Image Credit: Public Domain Pictures
Looking for inspiration for some book-related gifts this winter?
Throughout Autumn 2015, LSE Review of Books has featured reviews of many of the best new books being published across the social sciences and the humanities. For the festive season, we recommend some of the most interesting reads on offer.
For the IR Scholar:
Aili Mari Tripp provocatively argues that major conflict can have disruptive, egalitarian effects, catalysing women’s increased legislative representation. She demonstrates how conflict has often pushed women into socially valued domains, where they demonstrate their equal abilities and thereby undermine prevailing gender ideologies. Alice Evans explores the theoretical insights of this important scholarship, arguing that the book sheds light on much broader processes of egalitarian social change common to the Global North and South alike.
For the Media Studies Scholar:
John Nerone details the emergence of journalism as a practice grounded in the representation of public opinion, positing a number of key transformative moments in its evolution. Exploring the tensions between the ideal of the journalist as a public intellectual and the realities that jeopardise this role, Nerone presents an interesting and thought-provoking read, writes Elizabeth Folan O’Connor, producing insights that, while occasionally general, extend beyond the book’s predominant US focus.
For the Philosopher:
Sociologist Zygmunt Bauman and ex-Jesuit priest Stanislaw Obirek engage in a dialogue about the place of spirituality and religion in the everyday lives of individuals.
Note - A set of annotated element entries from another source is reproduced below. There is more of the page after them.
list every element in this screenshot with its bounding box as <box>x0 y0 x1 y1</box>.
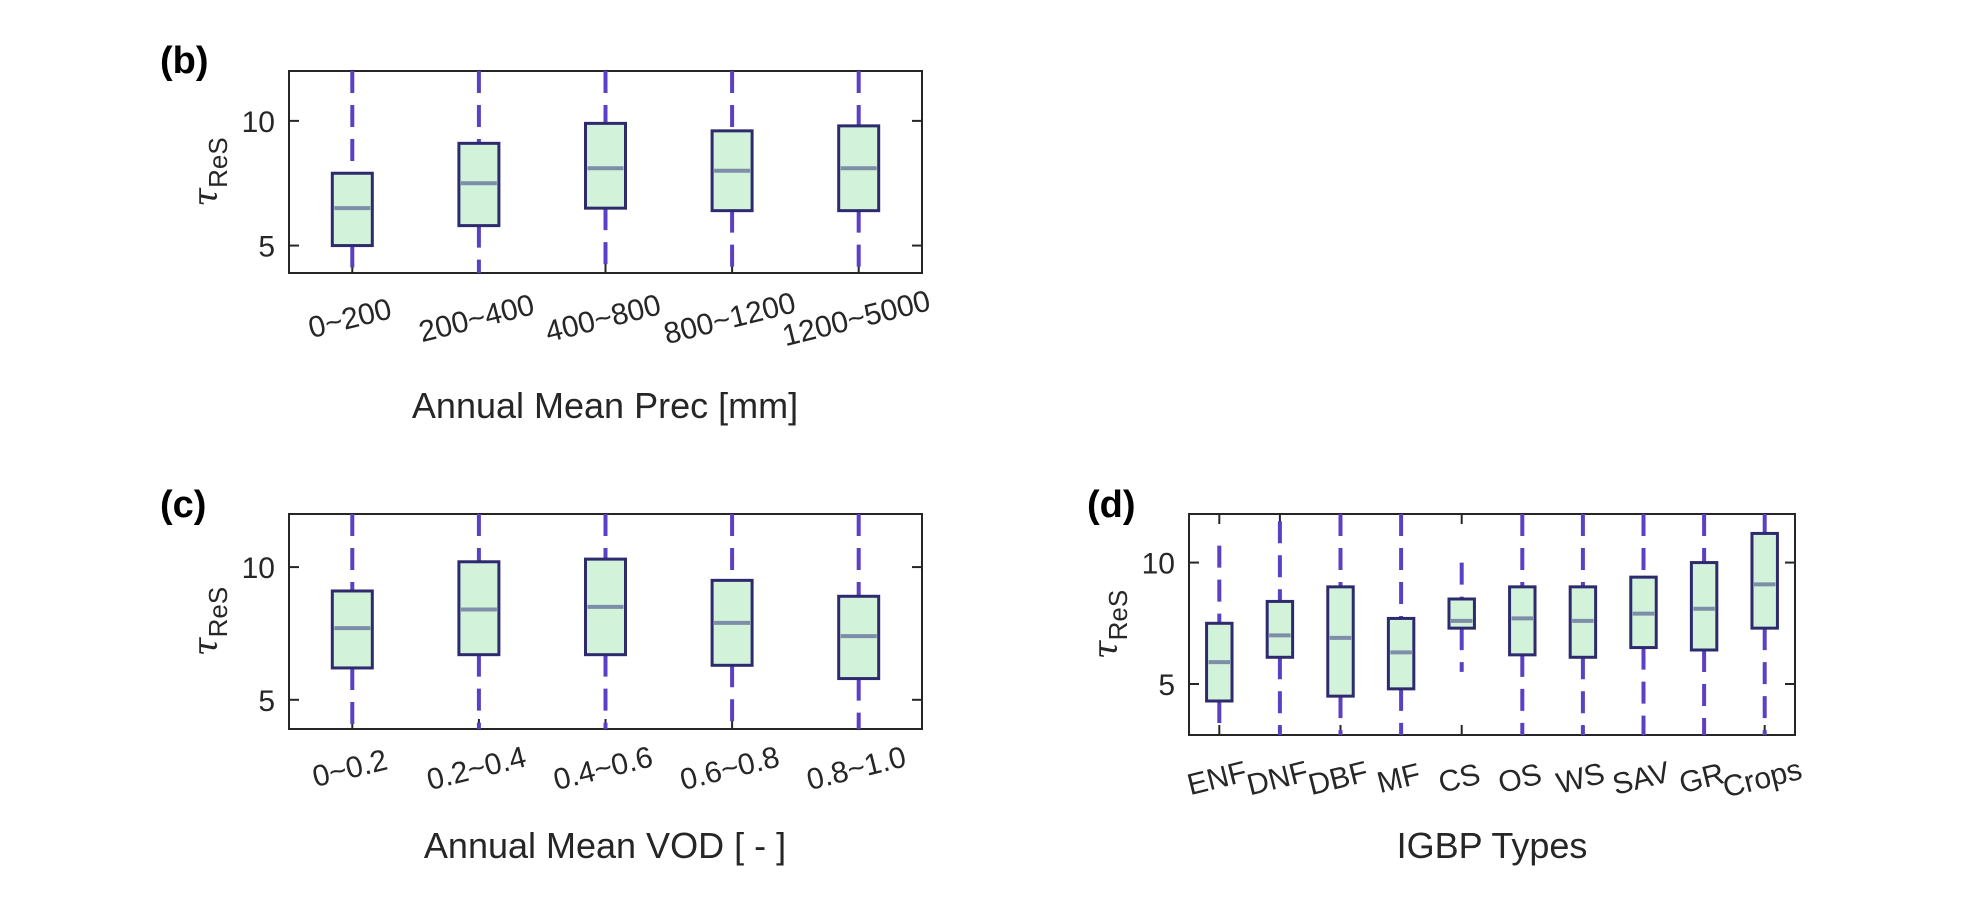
x-tick-label: 1200~5000 <box>779 285 933 354</box>
panel-c: 5 10 0~0.2 0.2~0.4 0.4~0.6 0.6~0.8 0.8~1.0 Annu… <box>160 484 923 866</box>
y-axis-label: τReS <box>186 587 233 656</box>
box-0~0.2: 0~0.2 <box>309 514 391 794</box>
box-iqr <box>1689 561 1719 652</box>
box-DNF: DNF <box>1244 514 1312 802</box>
box-iqr <box>1265 599 1295 659</box>
box-200~400: 200~400 <box>416 71 538 349</box>
panel-label: (c) <box>160 484 206 526</box>
x-axis-label: Annual Mean VOD [ - ] <box>424 825 786 866</box>
y-tick-label: 10 <box>242 106 275 139</box>
box-iqr <box>1508 585 1537 657</box>
x-tick-label: 0~200 <box>305 293 395 345</box>
y-axis-label: τReS <box>1086 590 1133 659</box>
box-DBF: DBF <box>1305 514 1371 802</box>
box-iqr <box>1750 531 1779 630</box>
x-axis-label: Annual Mean Prec [mm] <box>412 385 798 426</box>
box-ENF: ENF <box>1184 514 1250 802</box>
x-tick-label: CS <box>1435 758 1483 800</box>
x-tick-label: 0.2~0.4 <box>424 741 530 797</box>
box-OS: OS <box>1495 514 1545 800</box>
panel-label: (d) <box>1087 484 1136 526</box>
y-axis-label: τReS <box>186 137 233 206</box>
y-tick-label: 10 <box>242 552 275 585</box>
y-tick-label: 10 <box>1142 548 1175 581</box>
box-400~800: 400~800 <box>542 71 664 349</box>
x-tick-label: 0~0.2 <box>309 744 391 794</box>
box-iqr <box>584 121 627 210</box>
x-tick-label: OS <box>1495 758 1545 801</box>
x-tick-label: 400~800 <box>542 289 664 349</box>
box-SAV: SAV <box>1609 514 1673 802</box>
axes-frame <box>1188 513 1796 736</box>
x-tick-label: GR <box>1676 757 1728 800</box>
box-iqr <box>1447 597 1476 630</box>
box-Crops: Crops <box>1720 514 1806 804</box>
box-WS: WS <box>1553 514 1608 801</box>
box-1200~5000: 1200~5000 <box>779 71 934 354</box>
x-tick-label: 200~400 <box>416 289 538 349</box>
box-GR: GR <box>1676 514 1728 800</box>
box-iqr <box>1326 585 1355 698</box>
x-tick-label: DNF <box>1244 755 1312 802</box>
x-tick-label: SAV <box>1609 756 1673 802</box>
box-800~1200: 800~1200 <box>661 71 799 351</box>
x-tick-label: DBF <box>1305 756 1371 803</box>
panel-label: (b) <box>160 40 209 82</box>
box-0.2~0.4: 0.2~0.4 <box>424 514 530 797</box>
box-0.8~1.0: 0.8~1.0 <box>803 514 909 797</box>
y-tick-label: 5 <box>258 685 275 718</box>
box-CS: CS <box>1435 514 1484 800</box>
x-tick-label: Crops <box>1720 753 1806 804</box>
box-0.4~0.6: 0.4~0.6 <box>550 514 656 797</box>
x-tick-label: 0.8~1.0 <box>803 741 909 797</box>
x-axis-label: IGBP Types <box>1397 825 1588 866</box>
x-tick-label: 0.6~0.8 <box>677 741 783 797</box>
x-tick-label: MF <box>1374 758 1424 801</box>
x-tick-label: WS <box>1553 757 1608 801</box>
box-0.6~0.8: 0.6~0.8 <box>677 514 783 797</box>
y-tick-label: 5 <box>258 231 275 264</box>
x-tick-label: 800~1200 <box>661 287 799 352</box>
x-tick-label: 0.4~0.6 <box>550 741 656 797</box>
x-tick-label: ENF <box>1184 756 1250 803</box>
box-MF: MF <box>1374 514 1424 800</box>
box-0~200: 0~200 <box>305 71 395 345</box>
y-tick-label: 5 <box>1158 669 1175 702</box>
Setting their discussion against the backdrop of twentieth- and twentieth-first-century politics and society, Bauman and Obirek explore their differences as well as their separate paths to agnosticism. Esther Adaire reflects on this restrained approach to the art of dialogue.
For the Political Scientist:
Simon Tormey challenges the assumption that politics and democracy are ‘dead’, blighted by chronic distrust of the political class and undermined by the perceived failure of representative democracy to secure social justice. As Tormey instead points towards emergent forms of ‘subterranean’ politics indicative of a ‘post-representative’ era, he proposes a novel and informative expansion of the scope of ‘democracy’ and ‘politics’ in the contemporary moment, writes Ali Dadgar.
For the Sociologist:
Although Pierre Bourdieu said that ‘it is hard to imagine offering sets of sociology books for Christmas presents’, this book may mark an exception. The first English-language publication of conversations held between the sociologist Bourdieu and the historian Roger Chartier in 1988, this book focuses particularly on the disciplines of history and sociology. Canan Bolel praises this frequently witty and engaging insight into the relationship between sociological and historical practice and the construction of academic knowledge.